The setting and the cast of The Bookshop are enough to attract interest - who doesn’t like Bill Nighy and Emily Mortimer? Simon Morris looks at whether it delivers.
The novel of the same name, by Penelope Fitzgerald, was well-received by the critics in the 1970s. The belated film version, adapted by Catalan director Isabel Coixet, stars art-house favourite Emily Mortimer.
Mortimer starts off well as young war-widow Florence Greene who opens a bookshop in one of those English villages we associate with cosy TV murder-mysteries.
She falls foul of the local aristocrat, Mrs Gamart (Patricia Clarkson) but the problem is we’re given no convincing reason why Mrs Gamart is so down on the idea of a bookshop.
We’re told she has a hankering for a village art centre, but why – and indeed what a “village art centre” could be in 1958 – remain a mystery.
Nevertheless Florence stands firm and launches her bookshop with some half-hearted assistance from some half-heartedly played villagers.
She gains support from an eccentric chap called Mr Brundish, played by the always welcome Bill Nighy.

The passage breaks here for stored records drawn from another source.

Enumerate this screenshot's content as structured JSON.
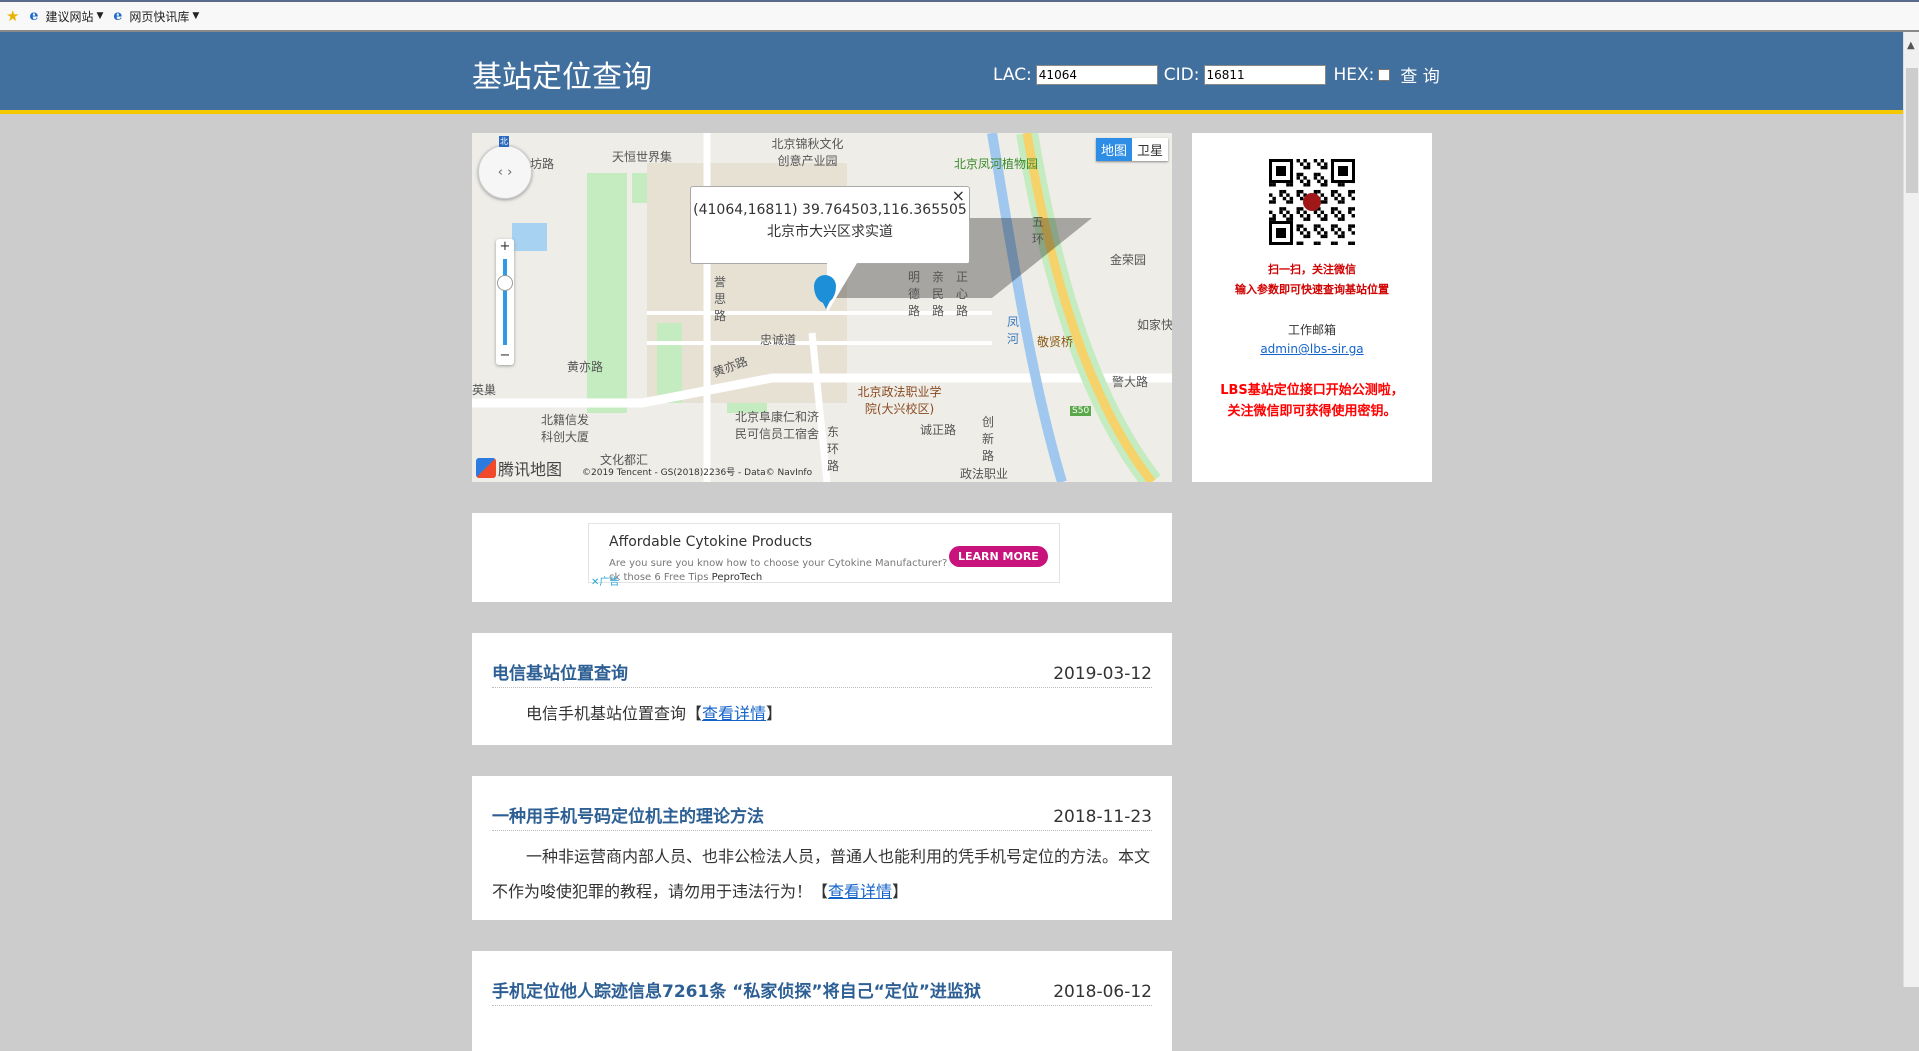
{
  "toolbar": {
    "items": [
      {
        "label": "建议网站",
        "icon": "ie-icon"
      },
      {
        "label": "网页快讯库",
        "icon": "ie-icon"
      }
    ]
  },
  "header": {
    "title": "基站定位查询",
    "lac_label": "LAC:",
    "lac_value": "41064",
    "cid_label": "CID:",
    "cid_value": "16811",
    "hex_label": "HEX:",
    "hex_checked": false,
    "query_label": "查 询"
  },
  "map": {
    "type_buttons": [
      "地图",
      "卫星"
    ],
    "active_type": "地图",
    "compass_label": "北",
    "popup": {
      "line1": "(41064,16811) 39.764503,116.365505",
      "line2": "北京市大兴区求实道"
    },
    "logo": "腾讯地图",
    "copyright": "©2019 Tencent - GS(2018)2236号 - Data© NavInfo",
    "labels": [
      "天恒世界集",
      "北京锦秋文化创意产业园",
      "北京凤河植物园",
      "金荣园",
      "如家快",
      "敬贤桥",
      "警大路",
      "北京政法职业学院(大兴校区)",
      "北京阜康仁和济民可信员工宿舍",
      "北籍信发科创大厦",
      "文化都汇",
      "黄亦路",
      "黄亦路",
      "忠诚道",
      "诚正路",
      "创新路",
      "东环路",
      "政法职业",
      "五环",
      "凤河",
      "明德路",
      "亲民路",
      "正心路",
      "誉思路",
      "坊路",
      "英巢",
      "S50"
    ]
  },
  "sidebar": {
    "scan_line1": "扫一扫，关注微信",
    "scan_line2": "输入参数即可快速查询基站位置",
    "email_label": "工作邮箱",
    "email": "admin@lbs-sir.ga",
    "notice_line1": "LBS基站定位接口开始公测啦，",
    "notice_line2": "关注微信即可获得使用密钥。"
  },
  "ad": {
    "title": "Affordable Cytokine Products",
    "text1": "Are you sure you know how to choose your Cytokine Manufacturer?",
    "text2": "ck those 6 Free Tips",
    "brand": "PeproTech",
    "cta": "LEARN MORE",
    "ad_label": "广告",
    "cta_color": "#c8127c"
  },
  "articles": [
    {
      "title": "电信基站位置查询",
      "date": "2019-03-12",
      "body": "电信手机基站位置查询【",
      "link": "查看详情",
      "tail": "】"
    },
    {
      "title": "一种用手机号码定位机主的理论方法",
      "date": "2018-11-23",
      "body": "一种非运营商内部人员、也非公检法人员，普通人也能利用的凭手机号定位的方法。本文不作为唆使犯罪的教程，请勿用于违法行为！【",
      "link": "查看详情",
      "tail": "】"
    },
    {
      "title": "手机定位他人踪迹信息7261条 “私家侦探”将自己“定位”进监狱",
      "date": "2018-06-12"
    }
  ]
}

Since most of the audience for a film like The Bookshop have been lured in on the promise of Bill Nighy taking a major part in the proceedings, it’s only fair to warn that he’s mostly there as colourful backup.
In fact more is made of Mr Brundish’s interest in sci-fi writer Ray Bradbury than in his anticipated interest in Florence.
Eventually a relationship of sorts develops between them, while the sinister Mrs Gamart continues to plot in the background for reasons of her own.
Not only are Mrs Gamart’s motives unexplained as she sets out to scuttle Florence’s bookshop, so are everyone else’s, even Florence’s.
There may have been more to the story in Penelope Fitzgerald’s original book, but I suspect its appeal was mostly down to how she told it. And good writing is the hardest thing to translate into good film-making.
The stellar three lead actors do their considerable best, with very little support by the script or the director.
You wonder what might have been made of The Bookshop by a better director, but the fact that nobody has attempted it in over 40 years leads you to suspect it was always an entirely literary endeavour.